I had some issues with managing my cell phone. I had dozens of work contacts that I wanted to import instead of using the keypad to manually enter them. Also, I had dozens of pictures that I had taken with my phone's camera that I wanted to easily organize and transfer without being charged. After some research, I found the Mobile Action USB Data Suite - a USB cable, drivers, and syncing software for around $20. However, I felt the included software was too bloated and limiting. I installed only the drivers and turned to Google, where I found BitPim.
To quote BitPim.org...
BitPim is a program that allows you to view and manipulate data on many CDMA phones from LG, Samsung, Sanyo and other manufacturers. This includes the PhoneBook, Calendar, WallPapers, RingTones (functionality varies by phone) and the Filesystem for most Qualcomm CDMA chipset based phones.
The ability to import contacts was what initially brought me to BitPim. I synchronized the existing contacts from the phone, converted a Excel spreadsheet of contacts into a CSV, and used BitPim's import function. After some categorizing and tweaking, I transferred the new list with my phone. I checked, and everything was there as I wanted! I saved myself from some very tedious data entry. BitPim's import also supports a variety of different sources for contacts and calendars, including Outlook, Google Calendar, iCalendar, and more.
I wanted to organize the images I had taken with the phone's camera. Under Media, you can see thumbnails or a detailed list of the images. I renamed the images and even added some from my computer to use as wallpaper, which BitPim resized automatically. A quick sync, and now my images were under control.

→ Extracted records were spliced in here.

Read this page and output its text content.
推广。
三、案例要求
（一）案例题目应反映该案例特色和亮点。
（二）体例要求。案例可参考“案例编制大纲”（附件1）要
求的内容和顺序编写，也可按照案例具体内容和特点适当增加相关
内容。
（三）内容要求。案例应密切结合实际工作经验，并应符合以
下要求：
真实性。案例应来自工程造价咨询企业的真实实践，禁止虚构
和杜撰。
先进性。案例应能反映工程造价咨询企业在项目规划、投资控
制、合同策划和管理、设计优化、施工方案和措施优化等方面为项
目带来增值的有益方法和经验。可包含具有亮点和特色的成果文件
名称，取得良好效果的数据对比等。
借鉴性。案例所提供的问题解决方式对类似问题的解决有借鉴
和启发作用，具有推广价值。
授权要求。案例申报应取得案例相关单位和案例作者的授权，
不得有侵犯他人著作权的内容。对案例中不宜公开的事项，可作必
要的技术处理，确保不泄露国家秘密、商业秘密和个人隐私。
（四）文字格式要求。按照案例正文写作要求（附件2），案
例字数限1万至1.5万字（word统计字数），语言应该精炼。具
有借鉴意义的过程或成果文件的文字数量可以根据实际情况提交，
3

When importing or exporting, the pictures taken with the camera were under "Wallpaper", even though they're listed under Media - images in the tree view. Also, if you rename or upload an image, make sure it has the proper file extension (eg .JPG) - my LG-VX5200 will reset when it tries to display an image without the extension.
Ring Tones and Sounds
Many people have custom ring tones... why can't I? However, I'm cheap and I like to do things myself. I edit a short sound clip, saved it as a .WAV file, and dragged it into the ringers panel. BitPim automatically converted the file to MP3 upon import. One sync later, and I now have a four bar section of "The Gonk" as my ringtone.
The Memo and Todo functionality worked without issue. Data entry using a computer's keyboard is much faster than using a phone's keypad, which saves time and frustration. I did not use the Calendar function because we use Meeting Maker, a proprietary format that is notoriously inflexible and nigh-impossible to export.
I feel that BitPim is an excellent, mature program for managing cell phones; it has the functionality and versatility that I needed without the bloat. The emphasis in this program seems to be function over form; the graphics and layout are bland and cluttered, but it works beautifully. Best of all, it's open source and free (GPL). To see if your phone is supported, check their matrix of supported phones and features.